Intesa Sanpaolo → Monte dei Paschi
Intesa Sanpaolo, la prima banca italiana, lancia un'offerta a sorpresa da €30,6 mld su Monte dei Paschi, scavalcando una possibile fusione con Banco BPM. Per superare l'antitrust ha già concordato di cedere ~635 sportelli a Unipol/BPER.
Il CEO di Monte dei Paschi Luigi Lovaglio ha dichiarato pubblicamente di accogliere con favore le manifestazioni di interesse ricevute sia da Intesa Sanpaolo sia da Banco BPM, definendo MPS un 'top player' e affermando che valutare le opzioni sul tavolo è un dovere nei confronti degli azionisti. Si tratta della prima presa di posizione pubblica del management di MPS successiva al lancio dell'OPA, che segnala apertura al processo ma non esprime preferenza tra le offerte.

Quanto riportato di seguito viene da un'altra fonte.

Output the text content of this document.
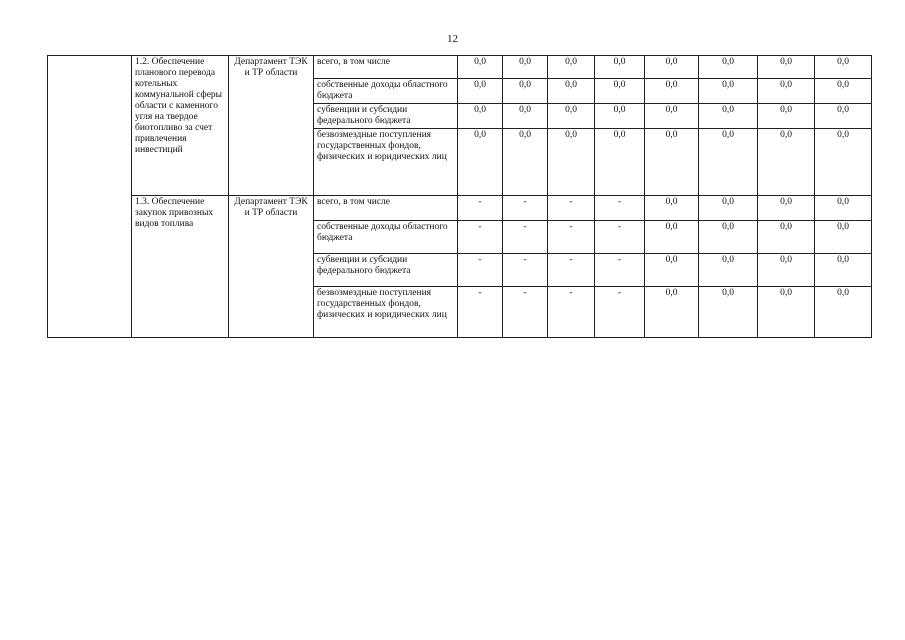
12
	1.2. Обеспечение планового перевода котельных коммунальной сферы области с каменного угля на твердое биотопливо за счет привлечения инвестиций	Департамент ТЭК и ТР области	всего, в том числе	0,0	0,0	0,0	0,0	0,0	0,0	0,0	0,0
			собственные доходы областного бюджета	0,0	0,0	0,0	0,0	0,0	0,0	0,0	0,0
			субвенции и субсидии федерального бюджета	0,0	0,0	0,0	0,0	0,0	0,0	0,0	0,0
			безвозмездные поступления государственных фондов, физических и юридических лиц	0,0	0,0	0,0	0,0	0,0	0,0	0,0	0,0
	1.3. Обеспечение закупок привозных видов топлива	Департамент ТЭК и ТР области	всего, в том числе	-	-	-	-	0,0	0,0	0,0	0,0
			собственные доходы областного бюджета	-	-	-	-	0,0	0,0	0,0	0,0
			субвенции и субсидии федерального бюджета	-	-	-	-	0,0	0,0	0,0	0,0
			безвозмездные поступления государственных фондов, физических и юридических лиц	-	-	-	-	0,0	0,0	0,0	0,0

Il CdA di Monte dei Paschi si riunisce il 22 giugno 2026 per valutare sia l'OPA di Intesa Sanpaolo sia la proposta alternativa di Banco BPM: primo board formale post-lancio dell'offerta, in cui il management di MPS deve esprimere una posizione ufficiale sulle due opzioni. Si tratta del primo passaggio procedurale rilevante successivo al sigillo, ma l'esito della riunione non è ancora noto.